The server poses a challenge that only your private key can successfully complete when you log in. Using the public key it already possesses, the server confirms the response. No secret ever crosses the network. The server never contains anything that an attacker could use if their database were compromised. It is not possible to log in using the public key alone. The private key is what counts, and it remains on your hardware, safeguarded by a device PIN or biometrics like your fingerprint or face.
For years, Andrew Shikiar, executive director and CEO of the FIDO Alliance, has argued that passkeys are an uncommon example of a security enhancement that is both simpler for users and more difficult for attackers. In cybersecurity, where the more typical trade-off goes the other way, that combination is truly uncommon. Accounts are now more secure and logins are more difficult thanks to two-factor authentication. Accounts with complicated password requirements were much more difficult to manage and slightly more difficult to crack. Passkeys require you to press your thumb against a sensor in order to log in, at least in their improved versions. There is no more friction. Security gets better. The cryptographic architecture makes the claim defendable in a way that marketing language typically doesn’t, but it’s possible to be a little skeptical of anything described in those terms.
In 2022, Google, Apple, and Microsoft jointly announced their commitment to passkey support, which was a truly significant indication of the direction the industry was taking. Since then, the change has been gradual rather than abrupt, with passkeys being offered as alternatives during login flows, suggested during account creation, and subtly appearing inside settings menus. It’s likely that the majority of people were asked to make one without fully comprehending what they were consenting to. In some ways, this quiet rollout is precisely how these changes typically occur. The end of the cassette tape was not announced by the CD. It simply kept showing up until the cassette vanished. Observing passkeys proliferate across major platforms gives the impression that the password is currently at a similar turning point: it is still there and still functional, but it is losing ground to something that performs better in ways that are getting harder to ignore.

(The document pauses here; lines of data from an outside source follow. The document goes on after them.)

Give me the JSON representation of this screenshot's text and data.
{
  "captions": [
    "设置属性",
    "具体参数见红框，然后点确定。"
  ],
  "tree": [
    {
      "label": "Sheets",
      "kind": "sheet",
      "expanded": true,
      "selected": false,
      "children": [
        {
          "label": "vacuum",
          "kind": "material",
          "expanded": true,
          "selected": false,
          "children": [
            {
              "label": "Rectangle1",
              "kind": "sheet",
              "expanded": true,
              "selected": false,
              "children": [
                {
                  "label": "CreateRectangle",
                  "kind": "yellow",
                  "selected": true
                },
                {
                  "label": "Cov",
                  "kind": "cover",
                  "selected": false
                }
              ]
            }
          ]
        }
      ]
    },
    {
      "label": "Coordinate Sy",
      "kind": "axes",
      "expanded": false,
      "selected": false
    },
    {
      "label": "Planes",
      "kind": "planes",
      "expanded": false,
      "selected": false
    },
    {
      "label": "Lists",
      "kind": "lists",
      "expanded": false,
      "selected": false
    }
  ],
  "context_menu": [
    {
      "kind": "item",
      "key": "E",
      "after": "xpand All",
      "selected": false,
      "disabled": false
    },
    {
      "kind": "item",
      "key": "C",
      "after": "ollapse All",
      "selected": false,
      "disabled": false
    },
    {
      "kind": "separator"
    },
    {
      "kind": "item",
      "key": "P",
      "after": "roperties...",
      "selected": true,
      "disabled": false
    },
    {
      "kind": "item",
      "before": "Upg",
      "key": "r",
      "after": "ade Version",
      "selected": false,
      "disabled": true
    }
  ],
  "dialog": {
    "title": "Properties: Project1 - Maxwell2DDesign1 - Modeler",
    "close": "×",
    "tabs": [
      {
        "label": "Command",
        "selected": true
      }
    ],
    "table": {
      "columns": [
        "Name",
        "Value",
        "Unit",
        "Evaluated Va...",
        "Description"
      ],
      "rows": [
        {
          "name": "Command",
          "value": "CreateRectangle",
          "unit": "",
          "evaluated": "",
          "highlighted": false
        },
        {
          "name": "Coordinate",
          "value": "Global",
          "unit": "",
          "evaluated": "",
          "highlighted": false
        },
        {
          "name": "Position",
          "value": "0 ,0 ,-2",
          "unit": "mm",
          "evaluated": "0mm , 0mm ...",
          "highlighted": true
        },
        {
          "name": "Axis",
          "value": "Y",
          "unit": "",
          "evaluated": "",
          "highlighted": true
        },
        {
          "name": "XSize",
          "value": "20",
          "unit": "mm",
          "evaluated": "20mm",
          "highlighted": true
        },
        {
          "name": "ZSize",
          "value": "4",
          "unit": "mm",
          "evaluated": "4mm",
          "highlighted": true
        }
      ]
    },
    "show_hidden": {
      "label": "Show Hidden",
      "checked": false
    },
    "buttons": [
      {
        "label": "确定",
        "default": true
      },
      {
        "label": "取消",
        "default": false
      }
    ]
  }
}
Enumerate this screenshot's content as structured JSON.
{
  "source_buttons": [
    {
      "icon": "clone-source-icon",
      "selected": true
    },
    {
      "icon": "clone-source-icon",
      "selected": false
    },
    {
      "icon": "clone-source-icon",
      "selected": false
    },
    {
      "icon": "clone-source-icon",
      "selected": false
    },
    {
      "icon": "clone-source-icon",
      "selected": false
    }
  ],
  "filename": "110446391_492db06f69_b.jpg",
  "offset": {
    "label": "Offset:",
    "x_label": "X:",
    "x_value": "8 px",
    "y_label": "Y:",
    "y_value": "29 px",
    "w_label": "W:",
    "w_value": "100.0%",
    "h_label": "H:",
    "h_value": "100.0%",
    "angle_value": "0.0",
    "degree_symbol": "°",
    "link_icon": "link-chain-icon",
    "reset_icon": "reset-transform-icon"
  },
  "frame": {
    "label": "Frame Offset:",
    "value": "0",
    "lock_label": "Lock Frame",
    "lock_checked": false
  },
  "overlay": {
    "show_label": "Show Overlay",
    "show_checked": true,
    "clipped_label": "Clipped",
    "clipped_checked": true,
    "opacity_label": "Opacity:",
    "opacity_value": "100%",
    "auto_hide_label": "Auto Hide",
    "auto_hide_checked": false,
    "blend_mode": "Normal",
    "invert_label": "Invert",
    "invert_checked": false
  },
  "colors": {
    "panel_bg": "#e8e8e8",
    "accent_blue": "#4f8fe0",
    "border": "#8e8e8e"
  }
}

There are still genuine questions. What happens if the device containing your private key is lost? Restoring via your Google, Apple, or Microsoft account is a workable solution, but it adds dependencies of its own and essentially shifts trust from the service you’re logging into to the platform handling your login credentials. It’s important to think carefully about whether that represents a significant increase in control or just a change in who has the keys. Additionally, it’s unclear how soon the shift will affect the long tail of smaller services, outdated platforms, and less technologically advanced businesses that still require users to select and double-check their passwords. Not all organizations have access to the time and resources needed to build the infrastructure needed to support passkeys.
The direction of travel remains unchanged. The statistics on credential theft alone provide strong evidence that the current system is irreparably flawed. It is not because users selected weak passwords or because businesses neglected to implement rotation policies that sixteen billion stolen passwords have accumulated. The architecture encourages them to accumulate. That architecture is not patched by passkeys. They swap it out. There has previously been an early and somewhat enthusiastic announcement of the password’s demise. This time, the technology that is replacing it has arrived, the major platforms are behind it, and the data that supports the change is harder to refute than it has ever been.